If a person believes this, then it’s entirely logical for him to conclude that if the state can influence those causes, evil can be removed from society. The result is a government that thinks it can create utopia simply by redistributing goods. The problem is, the source of evil isn’t in external causes, but in internal processes. Evil arises when human will revolts from human reason. It’s been said that man is the only thing in the universe that is good but can be otherwise — evil, therefore, arises from within us, not from the outside.
This is the lesson of Plato, of Aristotle, of Cicero, of the Bible, of Hobbes and even of Nietzsche in a way. If it weren’t true, then the poor would be incapable of doing good and the rich of doing evil. We know this isn’t the case from a simple observation of the daily headlines.
Unfortunately, President Obama and many members of the Democratic Party today appear to subscribe to that disordered philosophy. They believe the world is created in injustice, and the role of the state is to rectify all the injustice they see. Once it’s eliminated, a more perfect society will emerge. The elimination of the injustice is the justification for the expansion of government.

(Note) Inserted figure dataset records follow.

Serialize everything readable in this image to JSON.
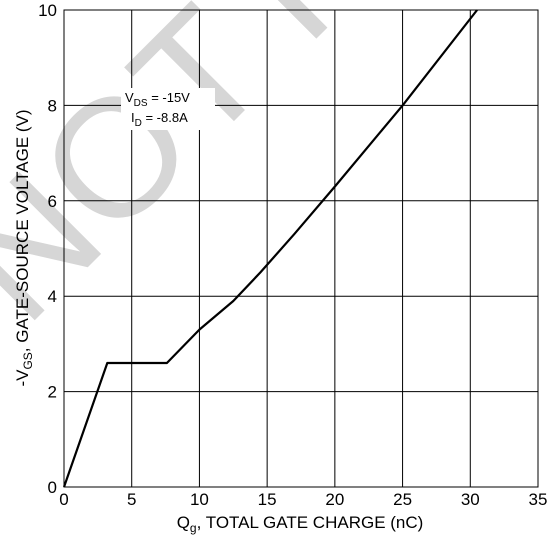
{
  "chart_data": {
    "type": "line",
    "watermark": "NOT FOR",
    "xlabel": {
      "main": "Q",
      "sub": "g",
      "rest": ", TOTAL GATE CHARGE (nC)"
    },
    "ylabel": {
      "pre": "-V",
      "sub": "GS",
      "rest": ", GATE-SOURCE VOLTAGE (V)"
    },
    "xlim": [
      0,
      35
    ],
    "ylim": [
      0,
      10
    ],
    "x_ticks": [
      0,
      5,
      10,
      15,
      20,
      25,
      30,
      35
    ],
    "y_ticks": [
      0,
      2,
      4,
      6,
      8,
      10
    ],
    "grid": true,
    "annotation": {
      "line1": {
        "main": "V",
        "sub": "DS",
        "rest": " = -15V"
      },
      "line2": {
        "main": "I",
        "sub": "D",
        "rest": " = -8.8A"
      }
    },
    "series": [
      {
        "x": [
          0,
          3.2,
          7.6,
          10.0,
          12.5,
          14.5,
          17.0,
          20.0,
          25.0,
          30.5
        ],
        "y": [
          0,
          2.6,
          2.6,
          3.3,
          3.9,
          4.5,
          5.3,
          6.3,
          8.0,
          10.0
        ]
      }
    ]
  }
}
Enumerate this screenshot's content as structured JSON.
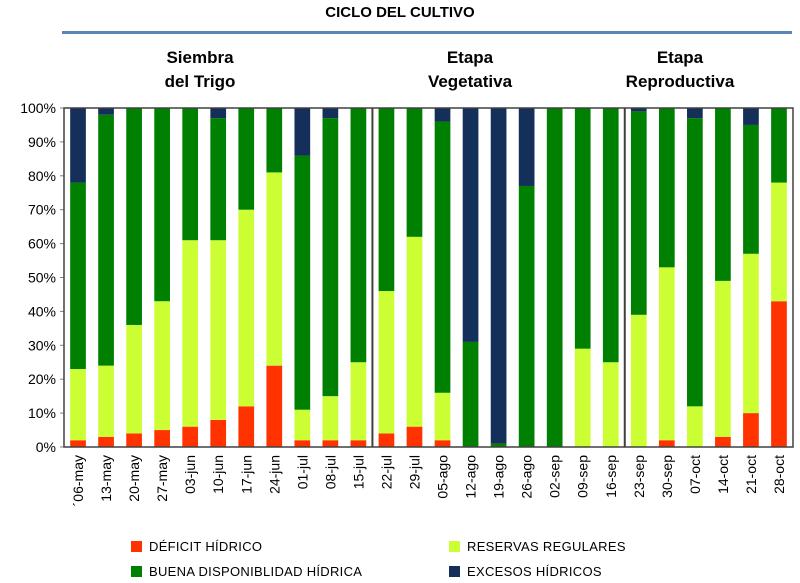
{
  "chart_data": {
    "type": "bar",
    "stacked": true,
    "percent": true,
    "title": "CICLO DEL CULTIVO",
    "stages": [
      {
        "lines": [
          "Siembra",
          "del Trigo"
        ]
      },
      {
        "lines": [
          "Etapa",
          "Vegetativa"
        ]
      },
      {
        "lines": [
          "Etapa",
          "Reproductiva"
        ]
      }
    ],
    "categories": [
      "´06-may",
      "13-may",
      "20-may",
      "27-may",
      "03-jun",
      "10-jun",
      "17-jun",
      "24-jun",
      "01-jul",
      "08-jul",
      "15-jul",
      "22-jul",
      "29-jul",
      "05-ago",
      "12-ago",
      "19-ago",
      "26-ago",
      "02-sep",
      "09-sep",
      "16-sep",
      "23-sep",
      "30-sep",
      "07-oct",
      "14-oct",
      "21-oct",
      "28-oct"
    ],
    "series": [
      {
        "name": "DÉFICIT HÍDRICO",
        "color": "#ff3300",
        "values": [
          2,
          3,
          4,
          5,
          6,
          8,
          12,
          24,
          2,
          2,
          2,
          4,
          6,
          2,
          0,
          0,
          0,
          0,
          0,
          0,
          0,
          2,
          0,
          3,
          10,
          43
        ]
      },
      {
        "name": "RESERVAS REGULARES",
        "color": "#ccff33",
        "values": [
          21,
          21,
          32,
          38,
          55,
          53,
          58,
          57,
          9,
          13,
          23,
          42,
          56,
          14,
          0,
          0,
          0,
          0,
          29,
          25,
          39,
          51,
          12,
          46,
          47,
          35
        ]
      },
      {
        "name": "BUENA DISPONIBLIDAD HÍDRICA",
        "color": "#008000",
        "values": [
          55,
          74,
          64,
          57,
          39,
          36,
          30,
          19,
          75,
          82,
          75,
          54,
          38,
          80,
          31,
          1,
          77,
          100,
          71,
          75,
          60,
          47,
          85,
          51,
          38,
          22
        ]
      },
      {
        "name": "EXCESOS HÍDRICOS",
        "color": "#14305a",
        "values": [
          22,
          2,
          0,
          0,
          0,
          3,
          0,
          0,
          14,
          3,
          0,
          0,
          0,
          4,
          69,
          99,
          23,
          0,
          0,
          0,
          1,
          0,
          3,
          0,
          5,
          0
        ]
      }
    ],
    "ylabel": "",
    "xlabel": "",
    "ylim": [
      0,
      100
    ],
    "yticks": [
      "0%",
      "10%",
      "20%",
      "30%",
      "40%",
      "50%",
      "60%",
      "70%",
      "80%",
      "90%",
      "100%"
    ],
    "stage_boundaries_after": [
      "15-jul",
      "16-sep"
    ]
  }
}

We must remember however, that John Adams held that the state must allow some wrongs to go unpunished, for if it did not, if it believed its mission was to right all wrongs, then the road to totalitarianism would be very short. Politics must be limited. It cannot be the highest thing. The President would do well to remember that as we continue into the election season.Victor Tolomeo is a student at Georgetown University. He lives in Sacramento, California.